Thanks be to God that I was able to come to this weekend. I left a firm believer that God still speaks to people. I don't think I have it down just yet. I still struggle. I'm still learning how to listen. I don't expect to get it overnight.

Sunday morning as we were eating breakfast. One of the men at my table shared an experience he'd had hearing the voice of God just the day before. During the night session, he was drifting off to sleep during the speaker's message. During his short sleep, he had a dream his friend Mark was serenading him and as he approached him, he yelled, "WAKE UP!" He jolted awake, embarrassed that he'd fallen asleep. As he sat there listening, his favorite number, 1337, popped into his head and for some reason, he decided that he needed to look at the verse Mark 13:37.

(Here comes the crazy part.)

Mark 13:37 reads: "And what I say to you I say to all: Stay awake."

Whoa. Now, if that isn't God speaking to him, I don't know what is.
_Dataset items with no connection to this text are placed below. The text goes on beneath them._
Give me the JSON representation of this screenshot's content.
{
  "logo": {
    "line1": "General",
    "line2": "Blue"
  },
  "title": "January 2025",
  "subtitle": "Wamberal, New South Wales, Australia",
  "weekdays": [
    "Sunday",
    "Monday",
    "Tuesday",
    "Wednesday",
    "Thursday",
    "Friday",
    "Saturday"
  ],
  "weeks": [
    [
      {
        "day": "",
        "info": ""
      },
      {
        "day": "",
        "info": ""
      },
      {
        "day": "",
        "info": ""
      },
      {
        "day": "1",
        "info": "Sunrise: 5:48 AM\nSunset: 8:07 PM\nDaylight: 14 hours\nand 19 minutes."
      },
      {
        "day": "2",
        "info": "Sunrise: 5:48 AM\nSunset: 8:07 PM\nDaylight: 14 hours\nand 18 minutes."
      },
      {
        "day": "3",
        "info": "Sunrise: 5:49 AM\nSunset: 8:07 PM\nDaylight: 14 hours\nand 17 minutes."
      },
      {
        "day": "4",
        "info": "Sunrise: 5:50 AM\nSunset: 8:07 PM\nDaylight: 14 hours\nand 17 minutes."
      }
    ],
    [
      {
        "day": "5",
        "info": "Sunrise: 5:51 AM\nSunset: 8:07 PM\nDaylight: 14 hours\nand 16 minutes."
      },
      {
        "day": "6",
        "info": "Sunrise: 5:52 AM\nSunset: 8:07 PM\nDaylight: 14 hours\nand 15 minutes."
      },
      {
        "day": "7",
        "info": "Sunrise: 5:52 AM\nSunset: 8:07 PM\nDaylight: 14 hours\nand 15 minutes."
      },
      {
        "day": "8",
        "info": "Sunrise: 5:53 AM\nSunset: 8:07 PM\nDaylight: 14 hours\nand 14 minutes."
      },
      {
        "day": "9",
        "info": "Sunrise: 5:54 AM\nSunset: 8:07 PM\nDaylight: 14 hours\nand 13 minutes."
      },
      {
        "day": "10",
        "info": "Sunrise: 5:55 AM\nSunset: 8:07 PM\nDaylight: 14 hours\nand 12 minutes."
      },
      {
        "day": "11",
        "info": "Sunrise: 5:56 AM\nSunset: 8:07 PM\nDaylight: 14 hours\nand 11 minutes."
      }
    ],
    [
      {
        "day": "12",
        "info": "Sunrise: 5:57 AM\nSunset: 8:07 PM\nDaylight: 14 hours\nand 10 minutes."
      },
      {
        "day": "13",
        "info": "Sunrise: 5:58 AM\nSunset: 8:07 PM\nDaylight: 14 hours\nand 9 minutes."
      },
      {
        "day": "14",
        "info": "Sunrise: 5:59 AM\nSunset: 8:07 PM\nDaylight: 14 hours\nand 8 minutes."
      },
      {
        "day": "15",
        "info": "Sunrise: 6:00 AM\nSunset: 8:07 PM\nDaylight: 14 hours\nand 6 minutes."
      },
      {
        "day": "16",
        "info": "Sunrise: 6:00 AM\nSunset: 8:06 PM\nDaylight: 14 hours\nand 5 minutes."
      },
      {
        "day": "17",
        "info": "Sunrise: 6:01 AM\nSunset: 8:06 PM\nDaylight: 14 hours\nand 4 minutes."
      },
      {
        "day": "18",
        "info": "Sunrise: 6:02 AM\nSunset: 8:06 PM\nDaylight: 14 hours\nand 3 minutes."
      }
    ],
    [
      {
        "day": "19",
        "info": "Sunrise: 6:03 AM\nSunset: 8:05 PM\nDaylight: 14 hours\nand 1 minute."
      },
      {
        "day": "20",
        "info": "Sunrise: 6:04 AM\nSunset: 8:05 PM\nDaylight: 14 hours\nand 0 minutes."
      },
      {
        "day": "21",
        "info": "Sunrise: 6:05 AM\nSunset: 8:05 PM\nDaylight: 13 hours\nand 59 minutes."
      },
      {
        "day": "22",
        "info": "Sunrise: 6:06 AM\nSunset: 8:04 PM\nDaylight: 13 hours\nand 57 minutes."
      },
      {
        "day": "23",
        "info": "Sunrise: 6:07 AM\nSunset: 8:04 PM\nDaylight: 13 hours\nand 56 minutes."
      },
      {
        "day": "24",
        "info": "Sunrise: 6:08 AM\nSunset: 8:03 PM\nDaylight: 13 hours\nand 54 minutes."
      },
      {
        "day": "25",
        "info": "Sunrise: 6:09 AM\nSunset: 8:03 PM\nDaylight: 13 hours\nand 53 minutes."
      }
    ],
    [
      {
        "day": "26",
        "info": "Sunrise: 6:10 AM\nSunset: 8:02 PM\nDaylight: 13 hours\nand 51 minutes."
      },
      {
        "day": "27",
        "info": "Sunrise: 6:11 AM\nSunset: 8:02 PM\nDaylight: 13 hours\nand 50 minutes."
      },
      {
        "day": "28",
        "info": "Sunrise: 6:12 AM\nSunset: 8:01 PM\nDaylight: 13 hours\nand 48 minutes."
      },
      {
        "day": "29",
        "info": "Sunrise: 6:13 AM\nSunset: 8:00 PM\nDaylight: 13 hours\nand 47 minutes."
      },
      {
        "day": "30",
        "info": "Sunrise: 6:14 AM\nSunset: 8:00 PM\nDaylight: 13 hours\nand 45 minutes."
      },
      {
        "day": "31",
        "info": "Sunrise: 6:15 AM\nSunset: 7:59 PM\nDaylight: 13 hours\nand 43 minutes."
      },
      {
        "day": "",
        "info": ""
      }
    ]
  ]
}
God still speaks to people. I'm convinced he does. I don't think he's ever stopped speaking... I think we've stopped listening. I know I have. I am so distracted by my phone, Facebook, emails, Twitter, my new job, friends, my dog, EVERYTHING! I think the key is learning how to tune your ears, eyes, and heart to seeing, hearing, and perceiving God. He's everywhere--I just need to pay attention.

I just need to stay awake.

P.S. Susan D. Hill has a book called Closer Than Your Skin. I haven't read it yet, but I'm very excited to. If you're interested, check it out.